Carrie witnesses what looks like an exorcism at the hospital, and is more determined to leave. At a hearing to have her released, her dad and sister are no-shows (which she later finds out happened because they were told it was cancelled). Doctors vouch for her, but by the time we see Dar Adal lurking in the hallways, we know what will happen. She's a "security risk," and the judge forces her to stay.

And then, suddenly, she's out. Paul Franklin, that lawyer from last week, springs her from the hospital, in the hopes she meet with the mysterious Leland Bennett. Her bank accounts are frozen, credit cards cancelled. She calls her friend Virgil, but he's being watched as well.

The only other storyline besides a convoluted plot dump about soccer teams and goalkeepers between Saul and Fara as they follow the Javadi money was about Dana and her boyfriend Leo. She's his getaway driver as they break him out of his treatment center, and he smokes pot and tosses her cell phone out the window as they make their escape. Mike is back in the picture, helping Jessica cope. "I could kill him," she says of Brody.

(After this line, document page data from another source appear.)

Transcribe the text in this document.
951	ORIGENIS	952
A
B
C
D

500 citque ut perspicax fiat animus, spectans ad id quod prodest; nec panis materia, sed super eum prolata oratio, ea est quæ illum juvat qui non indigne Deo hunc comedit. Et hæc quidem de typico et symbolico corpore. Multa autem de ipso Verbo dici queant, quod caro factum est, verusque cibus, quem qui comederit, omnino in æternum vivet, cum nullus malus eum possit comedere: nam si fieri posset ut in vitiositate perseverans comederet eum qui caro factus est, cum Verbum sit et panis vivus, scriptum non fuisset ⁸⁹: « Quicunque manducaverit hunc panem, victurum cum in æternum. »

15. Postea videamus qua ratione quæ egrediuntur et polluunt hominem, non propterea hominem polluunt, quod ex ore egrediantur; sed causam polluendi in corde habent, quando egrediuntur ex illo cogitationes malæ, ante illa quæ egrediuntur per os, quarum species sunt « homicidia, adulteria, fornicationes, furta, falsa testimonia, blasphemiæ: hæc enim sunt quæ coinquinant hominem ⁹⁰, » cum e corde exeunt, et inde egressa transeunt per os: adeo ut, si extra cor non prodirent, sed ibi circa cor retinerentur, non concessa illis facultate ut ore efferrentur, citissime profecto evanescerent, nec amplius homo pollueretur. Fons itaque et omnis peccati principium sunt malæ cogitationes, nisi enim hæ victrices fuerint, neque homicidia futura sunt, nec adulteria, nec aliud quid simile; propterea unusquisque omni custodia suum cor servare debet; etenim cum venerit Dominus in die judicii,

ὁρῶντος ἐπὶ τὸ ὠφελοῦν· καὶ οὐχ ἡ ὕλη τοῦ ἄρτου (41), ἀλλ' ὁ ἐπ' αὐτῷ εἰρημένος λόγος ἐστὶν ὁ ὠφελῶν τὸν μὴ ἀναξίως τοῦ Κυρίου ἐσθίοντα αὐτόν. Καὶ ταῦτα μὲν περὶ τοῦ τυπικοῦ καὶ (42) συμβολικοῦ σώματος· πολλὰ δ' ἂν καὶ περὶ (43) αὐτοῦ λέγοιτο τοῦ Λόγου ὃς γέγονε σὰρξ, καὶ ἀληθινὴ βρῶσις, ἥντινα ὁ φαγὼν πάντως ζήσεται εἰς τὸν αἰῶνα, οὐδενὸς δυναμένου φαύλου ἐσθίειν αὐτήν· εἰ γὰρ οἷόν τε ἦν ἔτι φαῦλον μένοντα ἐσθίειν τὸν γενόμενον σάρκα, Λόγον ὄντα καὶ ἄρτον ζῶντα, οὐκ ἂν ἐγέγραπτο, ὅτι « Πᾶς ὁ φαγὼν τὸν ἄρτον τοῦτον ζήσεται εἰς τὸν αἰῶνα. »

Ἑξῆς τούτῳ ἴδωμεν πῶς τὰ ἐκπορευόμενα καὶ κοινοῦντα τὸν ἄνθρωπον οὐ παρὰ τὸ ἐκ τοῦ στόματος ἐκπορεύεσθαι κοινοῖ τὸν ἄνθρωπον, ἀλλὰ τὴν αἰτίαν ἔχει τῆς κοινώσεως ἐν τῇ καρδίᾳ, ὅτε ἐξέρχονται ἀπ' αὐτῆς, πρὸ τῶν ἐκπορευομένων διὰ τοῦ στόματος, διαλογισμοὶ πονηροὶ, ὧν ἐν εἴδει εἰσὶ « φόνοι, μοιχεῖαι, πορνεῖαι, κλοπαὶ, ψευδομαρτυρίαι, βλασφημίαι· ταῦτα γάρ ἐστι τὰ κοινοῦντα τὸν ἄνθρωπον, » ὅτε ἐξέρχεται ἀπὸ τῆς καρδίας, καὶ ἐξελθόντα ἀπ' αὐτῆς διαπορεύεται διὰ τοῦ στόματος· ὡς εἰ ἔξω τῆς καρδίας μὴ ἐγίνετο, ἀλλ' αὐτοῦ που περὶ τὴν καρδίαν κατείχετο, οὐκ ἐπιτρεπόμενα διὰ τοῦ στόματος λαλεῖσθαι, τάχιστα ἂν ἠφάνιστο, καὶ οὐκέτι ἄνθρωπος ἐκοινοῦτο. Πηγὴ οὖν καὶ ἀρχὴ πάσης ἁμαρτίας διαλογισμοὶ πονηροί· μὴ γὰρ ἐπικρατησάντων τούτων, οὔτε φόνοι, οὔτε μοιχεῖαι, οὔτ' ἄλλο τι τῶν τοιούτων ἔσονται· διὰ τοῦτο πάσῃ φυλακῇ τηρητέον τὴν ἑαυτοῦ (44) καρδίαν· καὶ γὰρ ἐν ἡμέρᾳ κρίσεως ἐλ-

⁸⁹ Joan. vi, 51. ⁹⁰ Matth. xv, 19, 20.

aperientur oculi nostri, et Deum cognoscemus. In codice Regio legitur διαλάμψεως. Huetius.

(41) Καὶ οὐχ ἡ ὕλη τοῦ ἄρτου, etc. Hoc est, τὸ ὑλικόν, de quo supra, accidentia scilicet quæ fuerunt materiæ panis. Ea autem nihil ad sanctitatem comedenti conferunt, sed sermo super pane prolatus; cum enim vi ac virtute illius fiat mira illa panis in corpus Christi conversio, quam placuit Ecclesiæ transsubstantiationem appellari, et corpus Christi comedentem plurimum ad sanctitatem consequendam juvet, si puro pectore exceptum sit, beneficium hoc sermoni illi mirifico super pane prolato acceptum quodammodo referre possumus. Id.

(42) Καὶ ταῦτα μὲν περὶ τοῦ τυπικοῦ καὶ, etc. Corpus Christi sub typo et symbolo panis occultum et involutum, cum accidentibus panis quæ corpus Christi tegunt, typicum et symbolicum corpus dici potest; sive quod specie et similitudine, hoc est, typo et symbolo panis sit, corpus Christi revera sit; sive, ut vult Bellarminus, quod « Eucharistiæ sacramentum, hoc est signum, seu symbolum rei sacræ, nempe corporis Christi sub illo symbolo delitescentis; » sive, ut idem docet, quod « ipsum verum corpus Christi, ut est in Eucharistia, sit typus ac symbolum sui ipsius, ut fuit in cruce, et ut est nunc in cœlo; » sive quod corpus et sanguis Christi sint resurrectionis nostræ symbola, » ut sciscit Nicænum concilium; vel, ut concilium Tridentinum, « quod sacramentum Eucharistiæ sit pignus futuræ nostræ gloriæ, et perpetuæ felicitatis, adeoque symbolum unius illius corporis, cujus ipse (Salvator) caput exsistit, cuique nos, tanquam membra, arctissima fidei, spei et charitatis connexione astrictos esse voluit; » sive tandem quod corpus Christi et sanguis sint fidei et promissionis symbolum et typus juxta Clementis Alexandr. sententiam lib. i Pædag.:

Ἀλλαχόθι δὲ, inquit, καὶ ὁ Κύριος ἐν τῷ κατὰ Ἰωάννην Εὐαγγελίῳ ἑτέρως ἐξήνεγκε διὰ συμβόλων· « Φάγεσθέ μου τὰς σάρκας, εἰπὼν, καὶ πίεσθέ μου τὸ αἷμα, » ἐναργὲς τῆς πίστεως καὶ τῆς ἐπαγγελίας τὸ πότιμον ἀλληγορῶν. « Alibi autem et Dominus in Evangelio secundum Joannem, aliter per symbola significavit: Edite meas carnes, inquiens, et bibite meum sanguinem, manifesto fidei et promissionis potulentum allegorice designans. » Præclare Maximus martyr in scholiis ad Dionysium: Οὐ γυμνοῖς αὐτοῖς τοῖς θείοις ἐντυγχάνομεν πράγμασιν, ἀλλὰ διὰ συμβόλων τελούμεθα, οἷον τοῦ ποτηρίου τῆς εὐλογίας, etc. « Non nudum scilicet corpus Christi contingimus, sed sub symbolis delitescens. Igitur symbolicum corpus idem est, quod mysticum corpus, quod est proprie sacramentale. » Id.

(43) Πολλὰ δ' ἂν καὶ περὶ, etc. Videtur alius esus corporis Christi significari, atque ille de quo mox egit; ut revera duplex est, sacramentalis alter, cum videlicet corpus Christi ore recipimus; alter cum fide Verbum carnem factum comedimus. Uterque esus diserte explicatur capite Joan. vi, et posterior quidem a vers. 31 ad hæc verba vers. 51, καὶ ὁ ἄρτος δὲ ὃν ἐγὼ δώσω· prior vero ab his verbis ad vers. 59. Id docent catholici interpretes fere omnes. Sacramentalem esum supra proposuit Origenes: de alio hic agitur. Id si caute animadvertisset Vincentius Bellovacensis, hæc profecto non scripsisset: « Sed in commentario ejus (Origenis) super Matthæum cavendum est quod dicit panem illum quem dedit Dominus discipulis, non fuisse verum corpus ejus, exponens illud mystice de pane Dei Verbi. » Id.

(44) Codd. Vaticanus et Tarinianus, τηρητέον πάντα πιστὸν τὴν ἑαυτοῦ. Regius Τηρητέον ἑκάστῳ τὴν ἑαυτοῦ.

There's a lot of emo-Dana Brody in this episode. But the big reveal number two was Mike finding info that may connect Leo to the death of his younger brother. This storyline, unfortunately, doesn't appear to be ending anytime soon.

Back to Carrie: she's on the run, shacking back up with liquor store guy, and robbing him of a few $20s in the morning. She goes to meet Bennett, and learns he's Javadi's lawyer, and that his terrorist client would like to "pick your brain." Carrie responds: "Sounds like you drunk the Kool-Aid."

Maybe he has, but also, he believes she's vulnerable and ready to turn against the CIA, because of their effort to "controversialize" her. They've turned her into the story, he says, and masked the issues behind the explosion with a campaign against her.

But as we learn in the next scene, Bennett was just half-right - Carrie was "controversialized," but only to get close to Javadi, his client. And when she tells Saul "it worked," it's clear they have been working together to accomplish this singular goal. It was a long way to get here, and the experience inside the mental hospital for Carrie did prove, as Saul puts it, she was "very, very brave."

It's a fruitless exercise to go back and try to connect the dots over when the plan was hatched. (Plus, Gansa says it happened before the season started, so every event during the nearly four episodes took place with Carrie covertly working for the CIA.) Her looking at the TV screen while Saul sullied her name in front on Congress - apparently just a reaction to the plan taking effect.

And so on. What's the point in looking back? Like "24" let's tick, tick, tick to the next episode, with Carrie back in the fold at the CIA.